Design Advantages of Digital Crews

            Whereas traditional biological crews require extensive life-support systems, a digital crew would theoretically allow massively reduced payloads; after all, the digital crew can be reduced to simply computer hardware powered directly by electricity, thus achieving the same ends while eliminating those pesky biological nuisances like food, oxygen, and waste disposal?  Once we get our minds out of these weary cranial vaults and into their sturdy emulation modules, we may be better pilots without biological fatigue, or require a smaller crew without the need for shifts for sleep, right?

            Indeed, I framed my scenario above to contain a pair of essential design challenges which would support such a crew choice: a large distance (at the very edge of our foreseeable feasibility based on other mission design considerations) with a consequently long mission, along with a mission objective requiring a crew (establishing first contact). In comparison, my favorite description of brain emulation in science fiction happens to be from Stephen Baxter’s Manifold: Space.  In that case, a journey for two human astronauts (and their alien and Neandertal companions) to the center of the Milky Way is enabled by  reduction of the entire payload, into a “ship,” presumably consisting of a very miniaturized (not to mention durable) supercomputer the weight and size of a relay baton, allowing an exotic propulsion system to accelerate this small payload to near the speed of light.

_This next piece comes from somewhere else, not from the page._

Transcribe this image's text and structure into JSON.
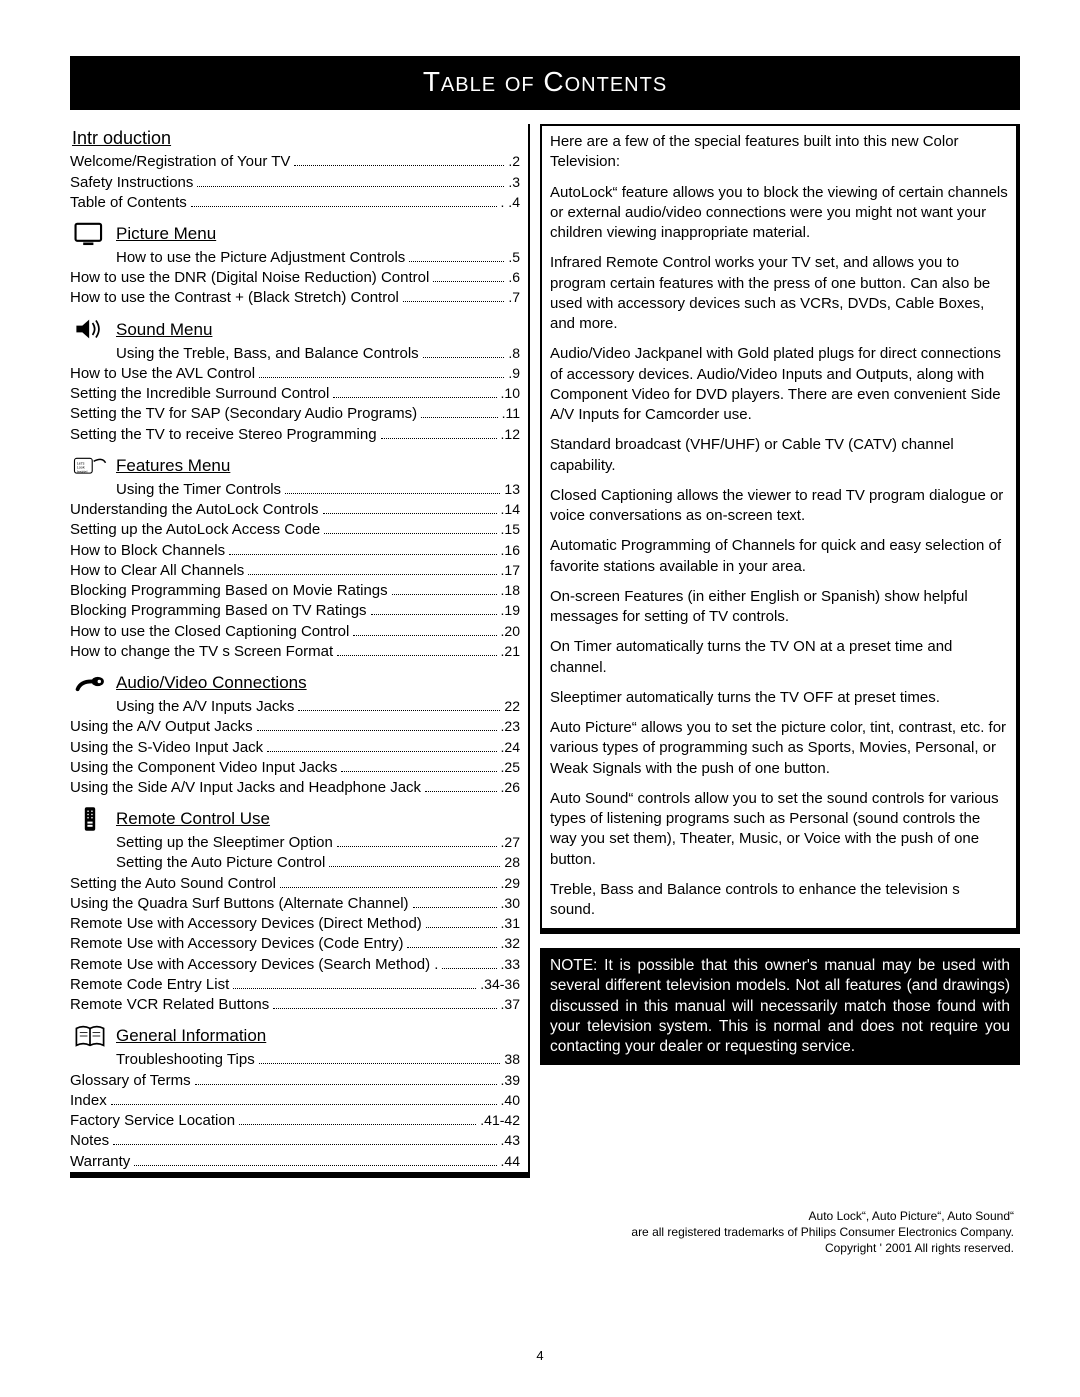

I will avoid any further spoilers to Baxter’s plot, but the common elements across most proposals to use digital crews appear to be: reduced payload, stability and self-sufficiency extending beyond the human lifespan, and.  So it is reasonable to consider, by doing our best to envision what such a far-off digital crew would look like, what kind of payload reduction we may achieve.

            No matter the propulsion system, payload is a costly consideration in discussing mission design.  Although we must assume that early brain emulation would occur in very large distributed computing networks, relatively conservative applications of Moore’s Law and the relative energy cost of silicon versus carbon-based information-processing predicts that, once demonstrated feasible, brain emulation, particularly with the type of design appropriate for use as crew members, should be reducible to a point of being more cost-effective in payload considerations.

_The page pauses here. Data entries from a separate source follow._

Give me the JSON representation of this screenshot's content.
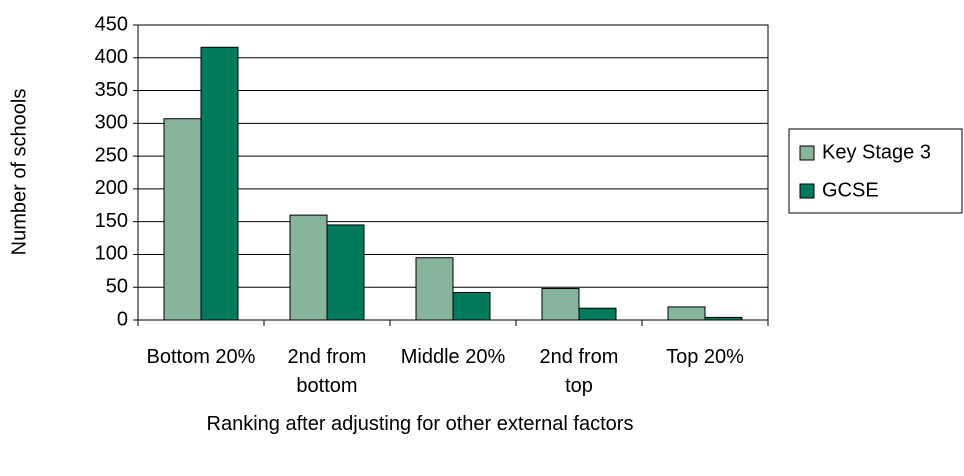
{
  "chart_data": {
    "type": "bar",
    "x_label": "Ranking after adjusting for other external factors",
    "y_label": "Number of schools",
    "categories": [
      "Bottom 20%",
      "2nd from bottom",
      "Middle 20%",
      "2nd from top",
      "Top 20%"
    ],
    "series": [
      {
        "name": "Key Stage 3",
        "color": "#86b59b",
        "values": [
          307,
          160,
          95,
          48,
          20
        ]
      },
      {
        "name": "GCSE",
        "color": "#007a5a",
        "values": [
          416,
          145,
          42,
          18,
          4
        ]
      }
    ],
    "ylim": [
      0,
      450
    ],
    "yticks": [
      0,
      50,
      100,
      150,
      200,
      250,
      300,
      350,
      400,
      450
    ],
    "grid": true,
    "legend": "right"
  }
}
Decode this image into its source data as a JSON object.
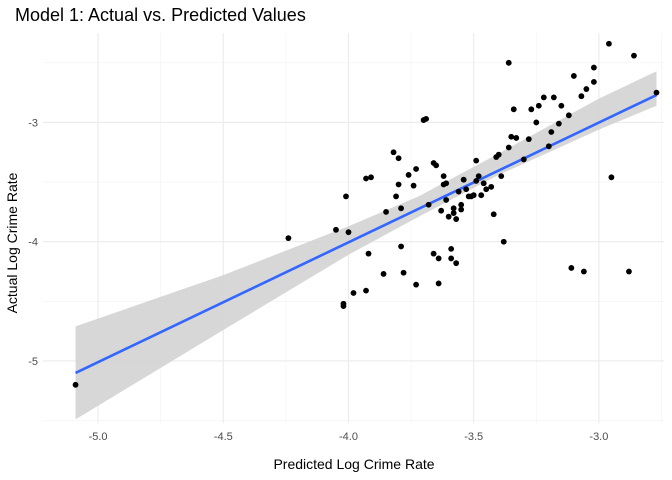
{
  "chart_data": {
    "type": "scatter",
    "title": "Model 1: Actual vs. Predicted Values",
    "xlabel": "Predicted Log Crime Rate",
    "ylabel": "Actual Log Crime Rate",
    "xlim": [
      -5.22,
      -2.74
    ],
    "ylim": [
      -5.52,
      -2.25
    ],
    "x_ticks": [
      -5.0,
      -4.5,
      -4.0,
      -3.5,
      -3.0
    ],
    "x_tick_labels": [
      "-5.0",
      "-4.5",
      "-4.0",
      "-3.5",
      "-3.0"
    ],
    "y_ticks": [
      -5,
      -4,
      -3
    ],
    "y_tick_labels": [
      "-5",
      "-4",
      "-3"
    ],
    "grid": true,
    "point_color": "#000000",
    "fit_line_color": "#3366ff",
    "ribbon_color": "#d3d3d3",
    "fit_line": [
      [
        -5.09,
        -5.1
      ],
      [
        -2.77,
        -2.77
      ]
    ],
    "confidence_band": [
      {
        "x": -5.09,
        "lower": -5.49,
        "upper": -4.71
      },
      {
        "x": -4.5,
        "lower": -4.74,
        "upper": -4.28
      },
      {
        "x": -4.0,
        "lower": -4.11,
        "upper": -3.87
      },
      {
        "x": -3.72,
        "lower": -3.79,
        "upper": -3.62
      },
      {
        "x": -3.4,
        "lower": -3.44,
        "upper": -3.26
      },
      {
        "x": -3.0,
        "lower": -3.06,
        "upper": -2.8
      },
      {
        "x": -2.77,
        "lower": -2.86,
        "upper": -2.57
      }
    ],
    "points": [
      [
        -5.09,
        -5.2
      ],
      [
        -4.24,
        -3.97
      ],
      [
        -4.05,
        -3.9
      ],
      [
        -4.01,
        -3.62
      ],
      [
        -4.0,
        -3.92
      ],
      [
        -4.02,
        -4.52
      ],
      [
        -4.02,
        -4.54
      ],
      [
        -3.98,
        -4.43
      ],
      [
        -3.93,
        -4.41
      ],
      [
        -3.92,
        -4.1
      ],
      [
        -3.93,
        -3.47
      ],
      [
        -3.91,
        -3.46
      ],
      [
        -3.86,
        -4.27
      ],
      [
        -3.85,
        -3.75
      ],
      [
        -3.82,
        -3.25
      ],
      [
        -3.81,
        -3.62
      ],
      [
        -3.8,
        -3.52
      ],
      [
        -3.8,
        -3.3
      ],
      [
        -3.79,
        -3.72
      ],
      [
        -3.79,
        -4.04
      ],
      [
        -3.78,
        -4.26
      ],
      [
        -3.76,
        -3.44
      ],
      [
        -3.74,
        -3.53
      ],
      [
        -3.73,
        -4.36
      ],
      [
        -3.73,
        -3.39
      ],
      [
        -3.7,
        -2.98
      ],
      [
        -3.69,
        -2.97
      ],
      [
        -3.68,
        -3.69
      ],
      [
        -3.66,
        -4.1
      ],
      [
        -3.66,
        -3.34
      ],
      [
        -3.65,
        -3.36
      ],
      [
        -3.64,
        -4.35
      ],
      [
        -3.64,
        -4.14
      ],
      [
        -3.63,
        -3.74
      ],
      [
        -3.62,
        -3.52
      ],
      [
        -3.62,
        -3.45
      ],
      [
        -3.61,
        -3.51
      ],
      [
        -3.61,
        -3.65
      ],
      [
        -3.6,
        -3.79
      ],
      [
        -3.59,
        -4.06
      ],
      [
        -3.59,
        -4.14
      ],
      [
        -3.58,
        -3.72
      ],
      [
        -3.58,
        -3.76
      ],
      [
        -3.57,
        -4.18
      ],
      [
        -3.57,
        -3.81
      ],
      [
        -3.56,
        -3.58
      ],
      [
        -3.55,
        -3.73
      ],
      [
        -3.55,
        -3.69
      ],
      [
        -3.54,
        -3.48
      ],
      [
        -3.53,
        -3.56
      ],
      [
        -3.52,
        -3.62
      ],
      [
        -3.51,
        -3.62
      ],
      [
        -3.5,
        -3.61
      ],
      [
        -3.49,
        -3.49
      ],
      [
        -3.49,
        -3.32
      ],
      [
        -3.48,
        -3.45
      ],
      [
        -3.47,
        -3.61
      ],
      [
        -3.46,
        -3.51
      ],
      [
        -3.45,
        -3.56
      ],
      [
        -3.43,
        -3.54
      ],
      [
        -3.42,
        -3.77
      ],
      [
        -3.41,
        -3.29
      ],
      [
        -3.4,
        -3.27
      ],
      [
        -3.39,
        -3.45
      ],
      [
        -3.38,
        -4.0
      ],
      [
        -3.36,
        -2.5
      ],
      [
        -3.36,
        -3.21
      ],
      [
        -3.35,
        -3.12
      ],
      [
        -3.34,
        -2.89
      ],
      [
        -3.33,
        -3.13
      ],
      [
        -3.3,
        -3.31
      ],
      [
        -3.28,
        -3.14
      ],
      [
        -3.27,
        -2.89
      ],
      [
        -3.25,
        -3.0
      ],
      [
        -3.24,
        -2.86
      ],
      [
        -3.22,
        -2.79
      ],
      [
        -3.2,
        -3.2
      ],
      [
        -3.19,
        -3.08
      ],
      [
        -3.18,
        -2.79
      ],
      [
        -3.16,
        -3.01
      ],
      [
        -3.15,
        -2.86
      ],
      [
        -3.12,
        -2.94
      ],
      [
        -3.11,
        -4.22
      ],
      [
        -3.1,
        -2.61
      ],
      [
        -3.07,
        -2.78
      ],
      [
        -3.06,
        -4.25
      ],
      [
        -3.05,
        -2.72
      ],
      [
        -3.02,
        -2.54
      ],
      [
        -3.02,
        -2.66
      ],
      [
        -2.96,
        -2.34
      ],
      [
        -2.95,
        -3.46
      ],
      [
        -2.88,
        -4.25
      ],
      [
        -2.86,
        -2.44
      ],
      [
        -2.77,
        -2.75
      ]
    ]
  }
}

            Self-sufficiency and stability of such crew members, unfortunately, remains entirely uncertain.  While I am loathe to invoke any “mad-at-the-edge-of-space” stereotypes, one of the first research goals of mind emulation is massive improvements, through availability of model systems for hypothesis testing, in the standard models of psychology, neurology, and particularly cognitive neuroscience.  There are few clinical evidences to support speculating that a mature mind emulation may be amenable to “saving and storing,” by turning on and off at will.  However, even in this simple design question, we do not, and cannot, know that until we find it possible (and, perhaps more importantly, ethical) to do just that.  As we move progressively through the steps of “building a mind” with a brain emulator, the questions mount further and faster regarding psychological stability, and by extension, what support structures must be put in place to achieve such stability.

            Though certainly still one of the most fanciful propositions for use in deep-space mission design, the promise of  digital crews offered by possibilities for brain emulation and brain-like computers remain exciting and alluring.  Brain emulation remains, at best, technology-readiness level 1, with active investigation of basic principles and ever-increasing hopes of near-term proof-of-concept experiments.  Brain emulation is an exciting possible technology which could offer such significant benefits to a deep-space mission as to become indispensable, even though replacement of biological crews may not turn out to be its primary function.  Should it prove feasible, it may well serve better as an adjunct to traditional crews, as an intermediary between a human crew and ship control systems – an integral crew member with particular mission duties, but not a self-sufficient crew entirely separate from its human counterparts.